Tuesday, April 7, 2009

A Love Story

My husband and I first met when we were both 11 years old.
We had just moved back to my hometown and into the same apartment complex I'd lived in from ages 7-9. There was a family with 4 kids that lived across the courtyard, and I quickly became friends with the older daughter, a nine year old named Jennifer. We were both Welfare kids with stay at home moms, absent dads, and bratty brothers, it was a friendship made in heaven. We spent countless hot summer days swimming in the pool, running barefoot through the courtyard and adventuring in the playground and creek that ran behind our apartments.
One sweltering day in mid July we were out at the pool. Everyone in the complex was out at the pool. It was that kind of day. The kind where those with air conditioning probably never left their houses. We didn't have air conditioning, but to us, the pool was better. It was crystal blue and freezing cold. Full to the brim, teeming with children, parents carrying margaritas and bottles of budweiser, intertubes, hot pink inflatable rafts, nerf footballs and squeals of laughter erupting from every side.
That was the first day I saw him. In our apartment complex, I knew just about everyone, and I was certain I'd never seen him or his brother before in my life. His hair was dark and on the longish side, he had bright blue, watchful eyes and a dangling cross earring in his left ear. He was very "21 jump street" in an 11 year old's body. My heart tumbled over itself, and my stomach, fully bared in my french bikini, tangled up in knots.
I quickly pointed him out to Jennifer and it turns out that he was actually staying with her.... in her house! Jennifer's mom had a boyfriend, and these boys were his sons. Introductions were quickly made. Billy was 12, one year older, and Patrick, or Levi as most everyone called him, was just my age. The rest of the day was spent playing, and flirting as children do, snatching each other's toys, grabbing an ankle as you swim by, splashing and teasing.
Late in the afternoon I pulled my exhausted body from the water and lay out on the ground.
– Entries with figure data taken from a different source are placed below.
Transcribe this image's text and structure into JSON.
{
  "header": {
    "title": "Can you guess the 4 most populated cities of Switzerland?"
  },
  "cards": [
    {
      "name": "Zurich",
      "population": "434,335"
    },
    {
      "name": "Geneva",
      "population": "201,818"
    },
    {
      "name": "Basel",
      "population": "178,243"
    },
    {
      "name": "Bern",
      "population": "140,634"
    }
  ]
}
I closed my eyes. They were stinging from the glare of the sun and the burn of the chlorine. My back was freezing, soaking wet and covered in goosebumps, and my front was on fire, my cheek resting on the scorching concrete, and I was floating.
It is one of the happiest memories of my life. Something significant had changed in my little pre-adolescent heart, something that could never change back.

2 comments:

Billjwalsh said...

Yeah! Those were the days. Sometimes I miss the way we used to live, Everyone was so close and we were all lost in our childhood. I rember that pool, I loved spending everyday out at the pool, and running back to the apartment for a half an hour just to catch an episode of Beavis and Buthead. Do you rember when ya'll got The Thriller Concert on Pay-Perview? Everyone cramed into your apartment just to watch Michael Jackson. Thanks for taking me back. We so had it made back then. well got to go. tell everyone that I love them.

Brandi M Walsh said...

Why yes, yes I do. I also remember that during that concert you said "stupid bitch" in that cutesy little "Bobby's World" voice and made my sister spew hot chocolate out her nose. Ahhhh, memories.